Por tu culpa abre con el primerísimo primer plano de un herpes que irrumpe la tersa y desmaquillada piel circundante a la boca de Julieta, mientras ella se empecina con una exploración tanto visual como táctil de esa zona. El segundo plano de Encarnación retrataba las manos de Ernie, rugosas y con lunares. Ya desde el inicio, Anahí Berneri planta bandera en el farragoso terreno de la mujer no como producto del ideario social de tintes netamente masculinos, sino en su aceptación en tanto ser humano abierto a imperfecciones, físicas y emocionales. Hay en esos planos un grito libertario del rompimiento de los cánones sociales preestablecidos, un claro cuestionamiento al rol perfeccionista casi castrense que impera en gran parte de la sociedad que Berneri implosiona en el arranque. Desde el vamos, las dos películas avisan que los cuerpos no sólo son imperfectos, sino que esas imperfecciones están a flor de piel, proceso evidente sobre todo en Encarnación. Ernie fue una vedette y, como tal, lucró con su cuerpo, vivió de los dotes físicos con que la naturaleza (y el bisturí, por qué no) la dotó. Berneri la muestra googleándose, viendo fotos de lo que fue y ya no es. Es la gloria de antaño, un éxito sepia, plumas que el paso del tiempo se encargó de arrumbar en algún lugar del placard. Y de pronto se ven sus manos, esas delatoras insobornables de edades, apisonando toda la idea que las imágenes previas construyeron en el espectador.
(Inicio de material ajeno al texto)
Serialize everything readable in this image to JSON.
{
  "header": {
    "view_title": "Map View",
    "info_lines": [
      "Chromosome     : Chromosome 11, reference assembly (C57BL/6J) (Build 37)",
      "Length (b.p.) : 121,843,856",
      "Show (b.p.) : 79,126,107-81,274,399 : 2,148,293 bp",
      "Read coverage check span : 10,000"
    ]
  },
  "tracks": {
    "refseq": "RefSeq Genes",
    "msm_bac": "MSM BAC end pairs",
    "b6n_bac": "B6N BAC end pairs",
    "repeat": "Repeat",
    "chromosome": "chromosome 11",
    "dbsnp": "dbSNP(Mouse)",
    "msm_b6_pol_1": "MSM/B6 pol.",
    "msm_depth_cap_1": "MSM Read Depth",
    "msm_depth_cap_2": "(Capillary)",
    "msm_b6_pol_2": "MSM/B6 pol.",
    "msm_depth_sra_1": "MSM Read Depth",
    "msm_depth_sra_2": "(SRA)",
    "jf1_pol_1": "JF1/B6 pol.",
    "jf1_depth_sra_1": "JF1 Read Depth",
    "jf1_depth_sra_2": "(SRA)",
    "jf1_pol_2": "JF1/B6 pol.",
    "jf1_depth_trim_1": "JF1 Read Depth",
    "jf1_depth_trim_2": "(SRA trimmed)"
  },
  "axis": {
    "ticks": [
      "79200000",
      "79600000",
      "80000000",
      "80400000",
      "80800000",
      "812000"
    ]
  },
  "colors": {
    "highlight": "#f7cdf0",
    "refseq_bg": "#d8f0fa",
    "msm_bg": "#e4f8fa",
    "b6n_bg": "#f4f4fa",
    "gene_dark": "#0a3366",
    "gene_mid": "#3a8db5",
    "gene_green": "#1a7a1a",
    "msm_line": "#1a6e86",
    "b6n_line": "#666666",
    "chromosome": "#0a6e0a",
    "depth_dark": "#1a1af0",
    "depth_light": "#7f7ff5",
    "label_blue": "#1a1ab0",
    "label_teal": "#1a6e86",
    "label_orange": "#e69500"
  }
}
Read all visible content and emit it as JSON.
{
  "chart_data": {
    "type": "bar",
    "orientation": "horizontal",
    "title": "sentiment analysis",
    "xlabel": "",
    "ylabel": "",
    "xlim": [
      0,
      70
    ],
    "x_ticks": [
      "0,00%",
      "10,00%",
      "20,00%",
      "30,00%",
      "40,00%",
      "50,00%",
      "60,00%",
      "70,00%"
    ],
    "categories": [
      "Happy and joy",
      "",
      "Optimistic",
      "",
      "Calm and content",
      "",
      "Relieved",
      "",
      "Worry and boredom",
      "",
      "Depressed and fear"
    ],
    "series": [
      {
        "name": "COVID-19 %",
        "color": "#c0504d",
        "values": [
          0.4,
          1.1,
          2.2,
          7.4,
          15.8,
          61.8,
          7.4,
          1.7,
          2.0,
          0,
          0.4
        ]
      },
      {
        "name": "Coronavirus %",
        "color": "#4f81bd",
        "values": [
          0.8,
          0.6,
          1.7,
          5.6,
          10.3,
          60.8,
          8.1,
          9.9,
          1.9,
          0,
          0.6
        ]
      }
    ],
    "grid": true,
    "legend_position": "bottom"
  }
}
De allí que Berneri procure una vinculación metafísica con sus criaturas. Importa poco lo físico, lo evidente, lo que un ojo apenas atento ve. La mente, y sobre todo el alma, de Ernie y Julieta, ameritan una deconstrucción precisa, quitándole gajo tras gajo para llegar a la quintaesencia de las fragilidades y el dolor imperante. El de la primera proviene de la subestimación cotidiana de su persona en pos del aprecio exacerbado de su cuerpo. Fue siempre el patito feo de la familia, la superflua, la preocupada por la cáscara. No fue sino su cuerpo, ahora procura ser a pesar del mismo. La segunda, en cambio, sufre la intrascendencia involuntaria que el dolor del desprecio y la desestimación emocional y física provocaron. De joggins, sin maquillaje, desarreglada, Julieta aspira a la invisibilidad, al desapercibimiento, a ser ignorada. Su existencia estuvo siempre prohijada por un ala protectora. Antes su madre, ahora su ¿ex? marido. Con la primera dormitando en su hogar, y el segundo demorado en un aeropuerto incierto, debe, pero no puede, no quiere o no sabe hacerse cargo. Sus hijos juegan, se golpean. Lágrimas y gritos. “Son chicos”, se excusa. Y tiene razón. Pero defiende esa posición con escaso ahínco, insegura de la veracidad de sus creencias. Siempre sumisa, Berneri la definió como una mujer “que va haciendo propio el discurso de los demás”. Los médicos sospechan, la increpan, y ella vacila, duda, tartamudea, sufre en el sepulcral silencio de la soledad hospitalaria. Llega el marido. Flota la sensación de que siempre estuvo más preocupada por la reacción de éste que por la situación en sí. No se cansa de pedir disculpas, anhela el amparo en la seguridad masculina. Julieta aprehende dolores para adocenarlos en su interior.
Los desenlaces las hermanan en el retorno a lo cotidiano. Pero si el viaje es quizá el primer peldaño hacia la valoración más espiritual que sexual de Ernie, para Julieta es el reverso. El regreso al hogar con un sol que empieza a asomar tímido por el balcón reconfirma la irreversibilidad de la situación. Marido y mujer optan por acostarse en silencio, sin siquiera despedirse. Por tu culpa no sólo deja reverberando la escasa certeza de lo circunstancial. Es un eslabón más de una vida cíclica y rutinaria. Es posible que todo empeore. El herpes será apenas un detalle.